By Irene Gaitirira
Published January 26, 2018
Africa cannot develop, leave alone implement United Nations’ Sustainable Development Goals, unless it fights corruption.
Giovani Biha, Deputy Executive Secretary of the United Nations Economic Commission for Africa (UNECA), says the adverse effect of corruption on the various segments of the population should be recognised and addressed in the formulation, implementation and monitoring of anti-corruption measures.
Biha says increasing the participation of women in political and public life would also help in shaping gender-sensitive policies.
“Continued and widespread corruption is one of the main challenges expected to undermine the ability of African countries to achieve the sustainable development goals,” she says.
Biha says African governments should do more to combat corruption, in particular ratify the African Union Convention on Preventing and Combating Corruption and domesticate its provisions in national legislation, plans, programmes and policies.
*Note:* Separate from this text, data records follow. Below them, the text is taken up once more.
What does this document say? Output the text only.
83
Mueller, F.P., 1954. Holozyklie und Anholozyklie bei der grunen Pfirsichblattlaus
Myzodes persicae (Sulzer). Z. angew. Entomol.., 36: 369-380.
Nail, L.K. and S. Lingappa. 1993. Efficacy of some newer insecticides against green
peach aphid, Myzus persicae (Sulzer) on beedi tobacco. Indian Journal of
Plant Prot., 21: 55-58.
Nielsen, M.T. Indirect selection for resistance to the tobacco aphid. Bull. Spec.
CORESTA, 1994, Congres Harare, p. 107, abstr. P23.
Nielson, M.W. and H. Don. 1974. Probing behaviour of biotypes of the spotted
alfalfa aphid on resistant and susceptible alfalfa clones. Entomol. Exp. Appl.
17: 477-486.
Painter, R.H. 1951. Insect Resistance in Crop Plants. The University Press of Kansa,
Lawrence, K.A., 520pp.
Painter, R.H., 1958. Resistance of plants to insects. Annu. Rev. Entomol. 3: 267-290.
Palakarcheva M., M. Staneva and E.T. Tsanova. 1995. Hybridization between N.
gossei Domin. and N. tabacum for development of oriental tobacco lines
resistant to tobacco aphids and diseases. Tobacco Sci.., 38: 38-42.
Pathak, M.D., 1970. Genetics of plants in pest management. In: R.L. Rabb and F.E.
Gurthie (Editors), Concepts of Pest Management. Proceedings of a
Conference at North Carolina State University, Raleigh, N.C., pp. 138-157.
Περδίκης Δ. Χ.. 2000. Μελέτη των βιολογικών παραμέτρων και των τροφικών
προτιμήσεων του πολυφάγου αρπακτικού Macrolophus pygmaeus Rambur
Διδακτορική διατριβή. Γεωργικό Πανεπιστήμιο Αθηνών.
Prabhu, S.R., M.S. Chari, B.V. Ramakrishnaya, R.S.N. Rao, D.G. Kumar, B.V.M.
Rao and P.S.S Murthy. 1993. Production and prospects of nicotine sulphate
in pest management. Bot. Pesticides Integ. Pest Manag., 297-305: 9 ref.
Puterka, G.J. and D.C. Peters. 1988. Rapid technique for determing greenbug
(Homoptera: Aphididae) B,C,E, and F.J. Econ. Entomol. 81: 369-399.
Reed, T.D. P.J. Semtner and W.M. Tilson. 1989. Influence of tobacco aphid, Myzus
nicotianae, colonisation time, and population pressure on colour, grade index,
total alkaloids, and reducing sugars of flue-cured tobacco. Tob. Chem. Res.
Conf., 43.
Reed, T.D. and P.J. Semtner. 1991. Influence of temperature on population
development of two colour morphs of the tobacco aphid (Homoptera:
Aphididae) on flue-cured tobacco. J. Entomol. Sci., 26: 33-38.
Only 37 of the 55 AU Member States have so far ratified this Convention.
Biha further argues that adequate organisational, human, technical and financial resources should be allocated to anti-corruption institutions to ensure effective enforcement of the law.
“There’s also need to increase the participation of women in political and public life. As underscored by the Beijing Platform for Action, this is critical to place new items on the political agenda that reflect and address women’s gender-specific concerns,” Biha says.
Biha, who is in charge of Knowledge Delivery at UNECA, was addressing the 31st Civil Society Pre-Summit Consultative Meeting on Gender Mainstreaming in the African Union and Member States in Addis Ababa, Ethiopia.